Les cas de lecture de Tasmina et Didier par exemple déclinent les développements d’élèves débordant les consignes lectorales. Ces débordements ne sont pas les seules formes de réactivations d’habitudes lectorales pragmatiques. En effet, celles-ci suscitent parfois des propos sur les textes considérés par les enseignants comme justes mais insuffisants. C’est le cas lorsque les élèves ne parviennent pas à dépasser l’explicitation de leurs expériences lectorales qui, parce qu’ils sont familiers de la littérature étudiée, correspondent aux intentions textuelles dégagées par une analyse scolaire des œuvres.

Par exemple, à l’occasion d’une vérification de lecture d’un recueil d’E. Poe, Nadine et Benjamin ont produit des réponses jugées justes mais insuffisantes par monsieur F.

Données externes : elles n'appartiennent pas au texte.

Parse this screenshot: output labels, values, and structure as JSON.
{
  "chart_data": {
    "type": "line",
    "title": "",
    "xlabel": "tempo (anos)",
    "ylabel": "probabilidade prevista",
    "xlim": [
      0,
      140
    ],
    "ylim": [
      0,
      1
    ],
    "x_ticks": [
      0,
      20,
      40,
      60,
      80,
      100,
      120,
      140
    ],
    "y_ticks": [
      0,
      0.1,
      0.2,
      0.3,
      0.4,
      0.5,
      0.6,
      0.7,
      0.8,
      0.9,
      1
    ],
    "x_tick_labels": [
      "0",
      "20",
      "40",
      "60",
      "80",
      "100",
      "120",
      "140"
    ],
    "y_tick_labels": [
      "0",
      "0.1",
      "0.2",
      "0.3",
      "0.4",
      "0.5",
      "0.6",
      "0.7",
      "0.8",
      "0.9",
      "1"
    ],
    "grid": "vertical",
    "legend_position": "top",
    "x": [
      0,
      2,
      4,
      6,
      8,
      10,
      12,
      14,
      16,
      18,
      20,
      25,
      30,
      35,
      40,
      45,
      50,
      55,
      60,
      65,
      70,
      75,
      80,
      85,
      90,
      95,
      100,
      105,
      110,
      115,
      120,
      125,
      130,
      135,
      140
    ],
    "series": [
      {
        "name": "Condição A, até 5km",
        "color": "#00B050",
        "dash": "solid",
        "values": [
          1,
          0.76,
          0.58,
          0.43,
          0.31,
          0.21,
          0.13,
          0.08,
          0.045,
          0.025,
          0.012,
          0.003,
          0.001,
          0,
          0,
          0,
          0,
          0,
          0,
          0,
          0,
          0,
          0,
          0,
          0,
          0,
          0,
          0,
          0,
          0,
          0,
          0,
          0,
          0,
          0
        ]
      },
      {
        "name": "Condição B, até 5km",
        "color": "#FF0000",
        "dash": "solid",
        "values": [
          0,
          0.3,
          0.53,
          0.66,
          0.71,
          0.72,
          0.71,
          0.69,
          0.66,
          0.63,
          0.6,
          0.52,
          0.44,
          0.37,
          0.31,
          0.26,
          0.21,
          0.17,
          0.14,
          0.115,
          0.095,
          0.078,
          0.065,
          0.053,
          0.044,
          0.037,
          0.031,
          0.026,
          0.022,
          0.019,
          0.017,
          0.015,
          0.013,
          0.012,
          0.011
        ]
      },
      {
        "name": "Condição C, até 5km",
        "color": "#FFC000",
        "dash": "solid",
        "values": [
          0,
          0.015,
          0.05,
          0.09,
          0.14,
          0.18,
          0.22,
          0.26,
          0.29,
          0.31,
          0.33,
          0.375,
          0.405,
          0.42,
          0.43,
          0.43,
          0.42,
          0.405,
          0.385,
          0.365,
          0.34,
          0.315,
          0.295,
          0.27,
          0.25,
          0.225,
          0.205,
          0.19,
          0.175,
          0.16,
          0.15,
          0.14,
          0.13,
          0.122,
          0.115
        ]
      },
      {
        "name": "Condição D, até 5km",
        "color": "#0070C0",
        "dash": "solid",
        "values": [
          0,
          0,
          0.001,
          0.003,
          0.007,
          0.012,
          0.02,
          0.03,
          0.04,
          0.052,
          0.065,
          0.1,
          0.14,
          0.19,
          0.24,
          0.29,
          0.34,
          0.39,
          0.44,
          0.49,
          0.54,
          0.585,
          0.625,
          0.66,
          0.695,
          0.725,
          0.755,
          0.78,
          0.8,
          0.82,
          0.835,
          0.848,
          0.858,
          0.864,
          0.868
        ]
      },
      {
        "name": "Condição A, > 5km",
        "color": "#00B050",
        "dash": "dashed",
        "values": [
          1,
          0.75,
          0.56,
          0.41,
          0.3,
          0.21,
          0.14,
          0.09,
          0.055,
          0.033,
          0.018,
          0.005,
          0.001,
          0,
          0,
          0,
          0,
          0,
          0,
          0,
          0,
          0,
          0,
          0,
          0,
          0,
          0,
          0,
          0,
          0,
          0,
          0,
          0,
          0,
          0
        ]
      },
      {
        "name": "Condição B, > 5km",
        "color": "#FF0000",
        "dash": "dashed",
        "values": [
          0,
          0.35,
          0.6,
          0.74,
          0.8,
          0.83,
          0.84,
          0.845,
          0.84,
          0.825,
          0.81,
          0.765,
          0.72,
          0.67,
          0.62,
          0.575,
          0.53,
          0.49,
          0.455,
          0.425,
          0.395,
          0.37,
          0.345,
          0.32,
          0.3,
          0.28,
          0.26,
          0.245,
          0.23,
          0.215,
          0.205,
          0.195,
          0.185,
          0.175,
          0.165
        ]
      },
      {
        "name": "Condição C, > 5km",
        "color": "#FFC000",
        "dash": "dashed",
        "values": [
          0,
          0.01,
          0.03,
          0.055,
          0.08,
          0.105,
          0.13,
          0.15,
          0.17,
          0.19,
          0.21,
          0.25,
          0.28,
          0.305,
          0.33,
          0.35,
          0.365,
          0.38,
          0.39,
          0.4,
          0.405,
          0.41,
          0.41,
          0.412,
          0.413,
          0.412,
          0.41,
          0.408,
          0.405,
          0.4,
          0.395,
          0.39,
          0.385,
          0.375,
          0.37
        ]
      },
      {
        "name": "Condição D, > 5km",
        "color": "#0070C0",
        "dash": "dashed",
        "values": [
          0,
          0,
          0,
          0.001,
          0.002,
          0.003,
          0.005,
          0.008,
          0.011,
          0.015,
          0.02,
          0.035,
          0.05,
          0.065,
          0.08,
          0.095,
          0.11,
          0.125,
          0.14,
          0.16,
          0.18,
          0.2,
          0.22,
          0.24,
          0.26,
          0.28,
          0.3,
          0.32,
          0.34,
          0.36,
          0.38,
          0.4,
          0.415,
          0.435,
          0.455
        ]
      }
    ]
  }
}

A côté des études d’œuvres intégrales et des groupements de textes, cet enseignant demande à ses élèves d’effectuer des « lectures parallèles ». Il s’agit de lire des œuvres et de réaliser sur celles-ci des dossiers étudiant des thèmes dominants, des spécificités de l’écriture des auteurs, etc. Ces dossiers préparent une vérification de lecture réalisée en classe. Monsieur F pose alors deux ou trois questions générales exigeant implicitement une analyse poussée de l’œuvre :

‘Les Nouvelles histoires extraordinaires : 1) Selon vous, que visait Poe en écrivant ce recueil ? 2) Que révèle l’étude de plusieurs personnages féminins de l’œuvre ? 3) Que pensez-vous de ce jugement de Baudelaire sur E. Poe ‘‘Poe est l’écrivain des nerfs ?’’
Nouvelles pétersbourgeoises : 1) Quel regard Gogol porte-t-il sur la Russie de son temps ? 2) Qu’est-ce qui caractérise selon vous l’univers de l’auteur ?
Macbeth : 1) Quelles grandes idées Shakespeare présente-t-il dans cette pièce ? 2) Sur quelles caractéristiques dramaturgiques repose cette pièce ?
Gatsby le magnifique : 1) Comment caractériseriez-vous la façon dont Fitzgerald conçoit un personnage ? 2) A partir du thème que vous avez choisi, analysez l’univers de ce roman.’

En plus d’une juste compréhension des œuvres, il est attendu des élèves qu’ils étayent leurs réponses par des analyses fines, justifiées par des passages cités ou évoqués précisément. Gaspar va jusqu’à citer dans son devoir sur Macbeth des vers en anglais et leur traduction en français.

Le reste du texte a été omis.